Specifically, LICENSER shall not be deemed as liable in cases of direct or indirect, incidental or consequential damages when a Trial or Evaluation copy of Anyverse Studio downloaded through the Internet for trial purposes. In this case, LICENSEE or subscriber of the Trial Edition of Anyverse Studio downloads the SOFTWARE PRODUCTS at his/her own risk and only for trial purposes. 10.2. The terms of this Contract include the totality of the obligations and responsibilities of the LICENSER regarding the licensed Product and Service, the documents related thereof, and the Service provided.
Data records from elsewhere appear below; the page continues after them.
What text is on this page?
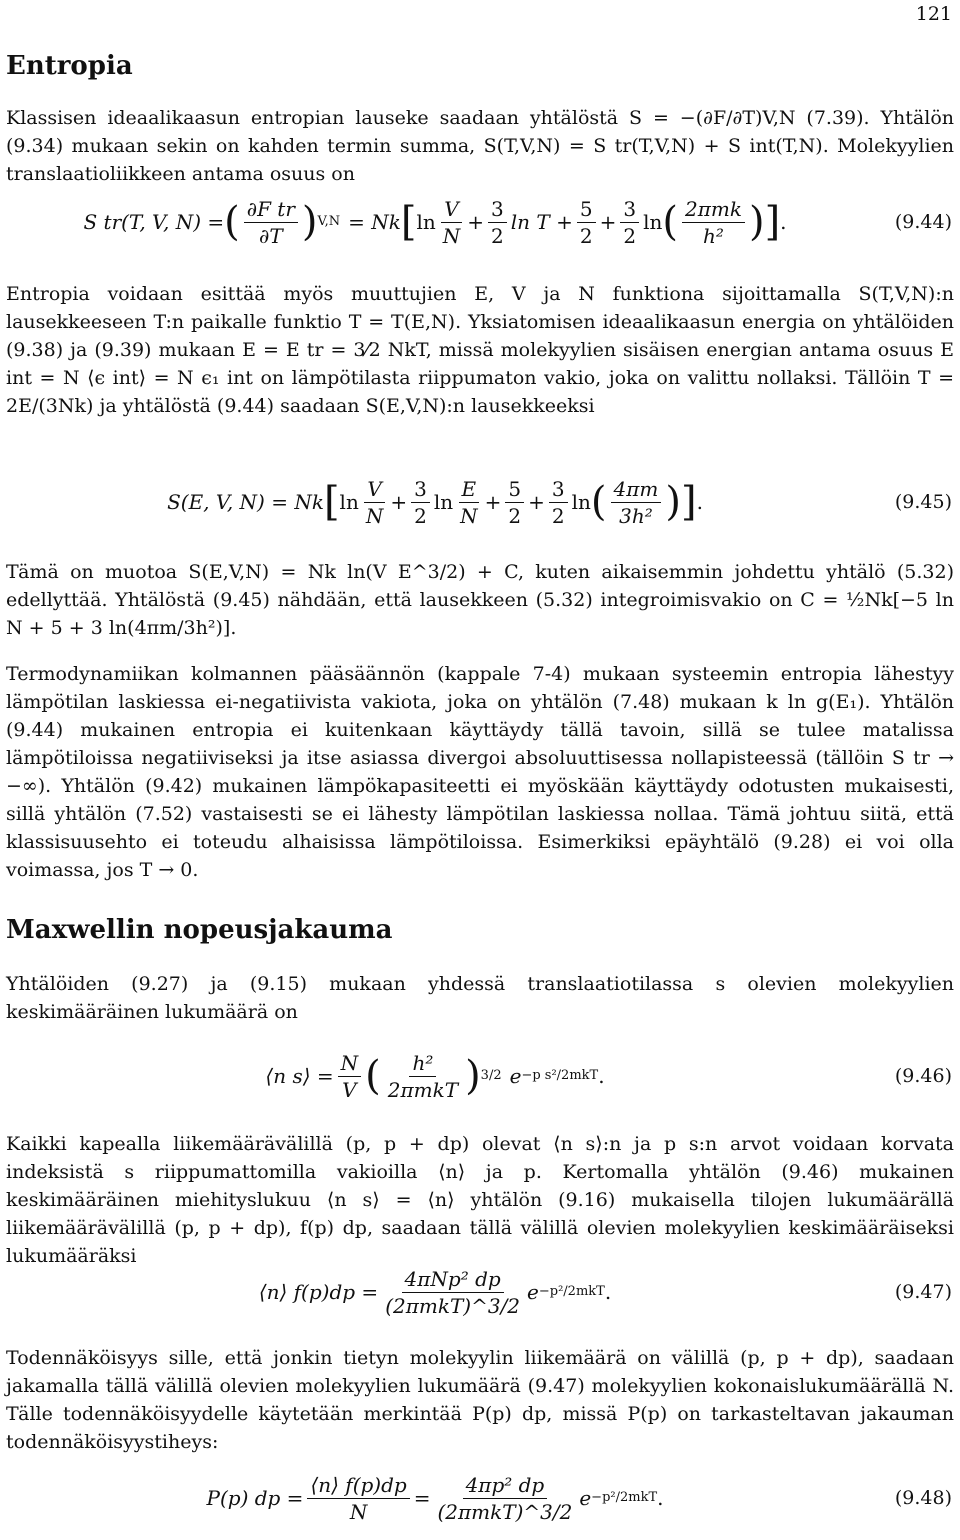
121
Entropia

Klassisen ideaalikaasun entropian lauseke saadaan yhtälöstä S = −(∂F/∂T)V,N (7.39). Yhtälön (9.34) mukaan sekin on kahden termin summa, S(T,V,N) = S tr(T,V,N) + S int(T,N). Molekyylien translaatioliikkeen antama osuus on

S tr(T, V, N) = ( $\frac{\text{∂F tr}}{\partial T}$ ) V,N = Nk [ $\ln \frac{V}{N} + \frac{3}{2}$ $\ln T + \frac{5}{2} + \frac{3}{2}$ ln ( $\frac{\text{2πmk}}{\text{h²}}$ ) ] .	(9.44)

Entropia voidaan esittää myös muuttujien E, V ja N funktiona sijoittamalla S(T,V,N):n lausekkeeseen T:n paikalle funktio T = T(E,N). Yksiatomisen ideaalikaasun energia on yhtälöiden (9.38) ja (9.39) mukaan E = E tr = 3⁄2 NkT, missä molekyylien sisäisen energian antama osuus E int = N ⟨ϵ int⟩ = N ϵ₁ int on lämpötilasta riippumaton vakio, joka on valittu nollaksi. Tällöin T = 2E/(3Nk) ja yhtälöstä (9.44) saadaan S(E,V,N):n lausekkeeksi

S(E, V, N) = Nk [ $\ln \frac{V}{N} + \frac{3}{2}$ $\ln \frac{E}{N} + \frac{5}{2} + \frac{3}{2}$ ln ( $\frac{4\pi m}{\text{3h²}}$ ) ] .	(9.45)

Tämä on muotoa S(E,V,N) = Nk ln(V E^3/2) + C, kuten aikaisemmin johdettu yhtälö (5.32) edellyttää. Yhtälöstä (9.45) nähdään, että lausekkeen (5.32) integroimisvakio on C = ½Nk[−5 ln N + 5 + 3 ln(4πm/3h²)].

Termodynamiikan kolmannen pääsäännön (kappale 7-4) mukaan systeemin entropia lähestyy lämpötilan laskiessa ei-negatiivista vakiota, joka on yhtälön (7.48) mukaan k ln g(E₁). Yhtälön (9.44) mukainen entropia ei kuitenkaan käyttäydy tällä tavoin, sillä se tulee matalissa lämpötiloissa negatiiviseksi ja itse asiassa divergoi absoluuttisessa nollapisteessä (tällöin S tr → −∞). Yhtälön (9.42) mukainen lämpökapasiteetti ei myöskään käyttäydy odotusten mukaisesti, sillä yhtälön (7.52) vastaisesti se ei lähesty lämpötilan laskiessa nollaa. Tämä johtuu siitä, että klassisuusehto ei toteudu alhaisissa lämpötiloissa. Esimerkiksi epäyhtälö (9.28) ei voi olla voimassa, jos T → 0.

Maxwellin nopeusjakauma

Yhtälöiden (9.27) ja (9.15) mukaan yhdessä translaatiotilassa s olevien molekyylien keskimääräinen lukumäärä on

⟨n s⟩ = $\frac{N}{V}$ ( $\frac{\text{h²}}{\text{2πmkT}}$ ) 3/2 e −p s²/2mkT .	(9.46)

Kaikki kapealla liikemäärävälillä (p, p + dp) olevat ⟨n s⟩:n ja p s:n arvot voidaan korvata indeksistä s riippumattomilla vakioilla ⟨n⟩ ja p. Kertomalla yhtälön (9.46) mukainen keskimääräinen miehityslukuu ⟨n s⟩ = ⟨n⟩ yhtälön (9.16) mukaisella tilojen lukumäärällä liikemäärävälillä (p, p + dp), f(p) dp, saadaan tällä välillä olevien molekyylien keskimääräiseksi lukumääräksi

⟨n⟩ $f(p)dp = \frac{\text{4πNp² dp}}{\text{(2πmkT)\textasciicircum{}3/2}}$ e −p²/2mkT .	(9.47)

Todennäköisyys sille, että jonkin tietyn molekyylin liikemäärä on välillä (p, p + dp), saadaan jakamalla tällä välillä olevien molekyylien lukumäärä (9.47) molekyylien kokonaislukumäärällä N. Tälle todennäköisyydelle käytetään merkintää P(p) dp, missä P(p) on tarkasteltavan jakauman todennäköisyystiheys:

P(p) dp = $\frac{⟨n⟩ f(p)dp}{N} = \frac{\text{4πp² dp}}{\text{(2πmkT)\textasciicircum{}3/2}}$ e −p²/2mkT .	(9.48)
Therefore, the terms stated in this contract replace any other guarantee, condition, term, agreement and obligation, either express or implicit, imposed by law, by consensus, by habit, commercial custom or in any other way and, especially, the guarantees of quality and adaptation to a specific purpose, of diligence and/or reasonable ability, all of which are expressly excluded insofar as it is permitted by the appli-cable imperative law.

10.3. Subject to what is stated previously, both parties expressly agree to establish the maximum liability limit of the LICENSER derived from this contract or in relation therewith, for any concepts, whether it is contractual or non-contractual fault, negligence or punitive compensations or of any other nature, at an amount equal to the sum received by the LICENSER from the LICENSEE derived from the purchase of the corresponding License/s object of the complaint.

 11. Language
The parties hereto confirm that it is their wish that these Conditions as well as other documents relating hereto have been and shall be drawn up in English only. This English version shall be valid and enforceable between the parties and both of them understand entirely any and all of its clauses. 

 12. Miscellaneous

12.1. Likewise, both parties agree that, in case any clause and/or mention of this agreement was declared null or annullable by a competent person or entity to do so in accordance with the applicable legisla-tion in force at each moment, and as long as these clauses are not of an essential nature for the pr-sent agreement, the rest of the clauses and provisions of the present agreement will remain in force and will be applicable in the terms established in this agreement.

12.2. This EULA (including any addendum or amendment to this EULA included with the SOFTWARE and or SERVICE) is the final, complete and exclusive statement of the entire agreement between the LICENSEE and the LICENSER relating to the SOFTWARE. This EULA supersedes any prior and contemporaneous proposals, purchase orders, advertisements, and all other communications in relation to the subject matter of this EULA, whether oral or written. No terms or conditions, other than those contained in this EULA, and no other understanding or agreement which in any way modifies these terms and conditions, shall be binding upon the parties unless entered into in writing executed between the parties, or by other non-oral manner of agreement whereby the parties objectively and definitively act in a manner to be bound (such as by continuing with an installation of the SOFTWARE, “clicking-through” a questionnaire, etc.) Employees, agents and other representatives of the LICENSER are not permitted to orally modify this EULA. 

 13. Modifications

LICENSOR may change this EULA or any of its components by updating this EULA on www.anyverse.ai/eula. Changes to the EULA apply to any Entitlements acquired or renewed after the date of modification.

 14. Retroactive Effect

LICENSEE acknowledges and accepts all provisions of the EULA with retroactive effect, from the moment it became LICENSEE of Anyverse Studio and or the Service.

15. Conflict resolution

15.1.The present contract and the rights and obligations deriving therefrom will be governed by the provisions of the Spanish Laws in force at the acceptance of the present document.

15.2. Any dispute, conflict and/or discrepancy that may arise or related in some way to the present Contract will be exclusively resolved by the Jurisdiction of the court in Madrid, Spain for any kind of arbitration or dispute regarding this Agreement. Both parties expressly renounce their own Jurisdiction.

The LICENSOR and the LICENSEE expressly accept this clause and agree to submit to the court and to comply entirely with the provisions of the decision putting an end to the conflict.